Vu #OFF16 : Un Bourgeois gentilhomme, entre Deschiens et Splendid

La compagnie Le Homard Bleu a ce quelque de chose de l’idée de troupe. Elle présente un Bourgeois Gentilhomme survolté. Retour.

Le Bourgeois Gentilhomme -  Victor Calcine (M. Jourdain) et  Bertrand Mounier (MMme Jourdain)

Le Bourgeois Gentilhomme – Bertrand Mounier , Victor Calcine et Anne-Sophie Liban (de g. à d.)

Matthias Fortune Droulers est le metteur en scène de cette version atypique du Bourgeois Gentilhomme de Molière.
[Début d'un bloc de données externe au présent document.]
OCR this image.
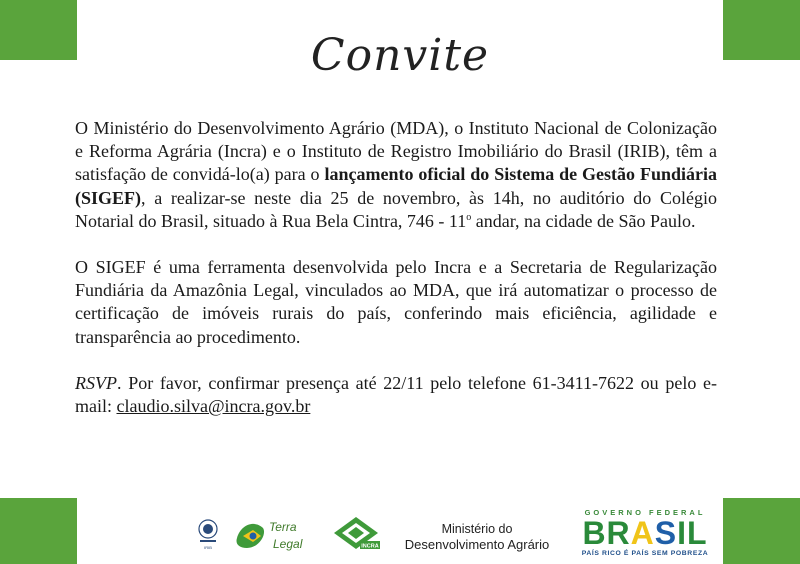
Convite

O Ministério do Desenvolvimento Agrário (MDA), o Instituto Nacional de Colonização e Reforma Agrária (Incra) e o Instituto de Registro Imobiliário do Brasil (IRIB), têm a satisfação de convidá-lo(a) para o lançamento oficial do Sistema de Gestão Fundiária (SIGEF), a realizar-se neste dia 25 de novembro, às 14h, no auditório do Colégio Notarial do Brasil, situado à Rua Bela Cintra, 746 - 11$^o$ andar, na cidade de São Paulo.

O SIGEF é uma ferramenta desenvolvida pelo Incra e a Secretaria de Regularização Fundiária da Amazônia Legal, vinculados ao MDA, que irá automatizar o processo de certificação de imóveis rurais do país, conferindo mais eficiência, agilidade e transparência ao procedimento.

RSVP. Por favor, confirmar presença até 22/11 pelo telefone 61-3411-7622 ou pelo e-mail: claudio.silva@incra.gov.br

IRIB
Terra
Legal	INCRA
Ministério do
Desenvolvimento Agrário
GOVERNO FEDERAL
BRASIL
PAÍS RICO É PAÍS SEM POBREZA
Il signe une mise en scène qui oscille entre l’humour des Deschiens et l’idée de la troupe, façon Splendid.
Ils sont 7 à se partager le plateau, sortant à cour, entrant par la salle ou par le fond du plateau. Ils courent, rient, jouent la comédie sans demi-mesure.

Le Bourgeois Gentilhomme est effectivement une comédie sociale. Matthias Droulers Fortune a su trouver, dans chaque personnage, la part à exploiter pour mieux en croquer les travers. Si certains peuvent paraître un peu trop grossi (on peut ici penser au maître de philosophie), l’effet loupe renvoie souvent à l’humour des Deschiens, celui de pousser la caricature pour faire surgir la fragilité des personnages.
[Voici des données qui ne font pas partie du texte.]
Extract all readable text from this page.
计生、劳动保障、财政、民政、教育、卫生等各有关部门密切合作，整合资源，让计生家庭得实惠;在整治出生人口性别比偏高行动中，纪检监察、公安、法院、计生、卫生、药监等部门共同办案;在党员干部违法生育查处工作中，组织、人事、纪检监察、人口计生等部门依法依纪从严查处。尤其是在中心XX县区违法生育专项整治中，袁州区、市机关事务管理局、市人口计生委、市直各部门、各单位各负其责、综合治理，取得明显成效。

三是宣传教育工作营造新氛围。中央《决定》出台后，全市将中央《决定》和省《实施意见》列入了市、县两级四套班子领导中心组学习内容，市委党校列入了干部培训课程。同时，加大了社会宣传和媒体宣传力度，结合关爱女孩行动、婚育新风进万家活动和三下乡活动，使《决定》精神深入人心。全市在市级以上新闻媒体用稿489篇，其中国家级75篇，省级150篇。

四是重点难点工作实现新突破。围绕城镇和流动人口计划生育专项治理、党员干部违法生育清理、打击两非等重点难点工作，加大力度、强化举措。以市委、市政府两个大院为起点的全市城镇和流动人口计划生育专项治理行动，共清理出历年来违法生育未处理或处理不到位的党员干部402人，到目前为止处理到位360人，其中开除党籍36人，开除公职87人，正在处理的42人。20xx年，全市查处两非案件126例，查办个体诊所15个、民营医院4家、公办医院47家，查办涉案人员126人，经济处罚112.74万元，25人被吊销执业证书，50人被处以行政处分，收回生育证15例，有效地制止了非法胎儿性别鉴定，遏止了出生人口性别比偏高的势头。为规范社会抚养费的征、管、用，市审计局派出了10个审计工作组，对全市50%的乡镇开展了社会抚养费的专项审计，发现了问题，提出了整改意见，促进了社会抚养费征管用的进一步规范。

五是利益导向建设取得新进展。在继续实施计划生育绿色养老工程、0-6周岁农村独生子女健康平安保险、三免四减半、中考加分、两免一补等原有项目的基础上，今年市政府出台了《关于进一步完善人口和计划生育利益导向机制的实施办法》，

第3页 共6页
Le Bourgeois Gentilhomme -  Matthias Fortune Droulers (Dorante) et Victor Calcine (M. Jourdain)

Le Bourgeois Gentilhomme – Matthias Fortune Droulers et Victor Calcine


Cette version joue sur le fil, faisant éclater les codes de la représentation et l’image du fameux 4ème mur au théâtre. L’ensemble des comédiens (Victor Calcine, Matthias Fortune Droulers, Ivan Herbez, Anne-Sophie Liban, Bertrand Mounier, Pierre-Etienne Royer, Salomé Villiers) incarnent les personnages dans un joyeux maelström délirant. Si tous sont à la hauteur de l’enjeu, Bertrand Mounier excelle dans son rôle de Mme Jourdain.
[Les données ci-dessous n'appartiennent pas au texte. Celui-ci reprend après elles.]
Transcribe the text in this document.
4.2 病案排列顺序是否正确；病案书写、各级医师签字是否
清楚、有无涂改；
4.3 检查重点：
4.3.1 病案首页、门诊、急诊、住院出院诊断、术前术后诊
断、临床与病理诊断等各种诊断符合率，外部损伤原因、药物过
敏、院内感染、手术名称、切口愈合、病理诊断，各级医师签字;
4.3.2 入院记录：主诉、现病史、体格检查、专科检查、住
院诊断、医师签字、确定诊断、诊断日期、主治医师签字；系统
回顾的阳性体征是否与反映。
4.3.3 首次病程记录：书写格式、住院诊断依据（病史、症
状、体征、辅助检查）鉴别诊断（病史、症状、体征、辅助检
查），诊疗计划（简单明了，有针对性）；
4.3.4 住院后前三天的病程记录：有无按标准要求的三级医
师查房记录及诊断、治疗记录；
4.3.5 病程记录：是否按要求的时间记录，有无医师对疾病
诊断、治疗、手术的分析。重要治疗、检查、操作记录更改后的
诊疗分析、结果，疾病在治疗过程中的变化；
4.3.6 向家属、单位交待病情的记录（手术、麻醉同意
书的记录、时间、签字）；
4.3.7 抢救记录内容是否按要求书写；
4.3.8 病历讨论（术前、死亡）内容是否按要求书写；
Cette proposition décalée prend à contre pied ce que le public peut attendre d’un classique. Ici, il se retrouve mixé avec les codes et la culture d’aujourd’hui et devient un classique débridé et dépoussiéré fort réjouissant. Si Molière était de ce monde, peut-être créerait-il un Bourgeois semblable à celui-ci, faisant la démonstration de la ridicule question du paraître, qui reste encore très actuelle.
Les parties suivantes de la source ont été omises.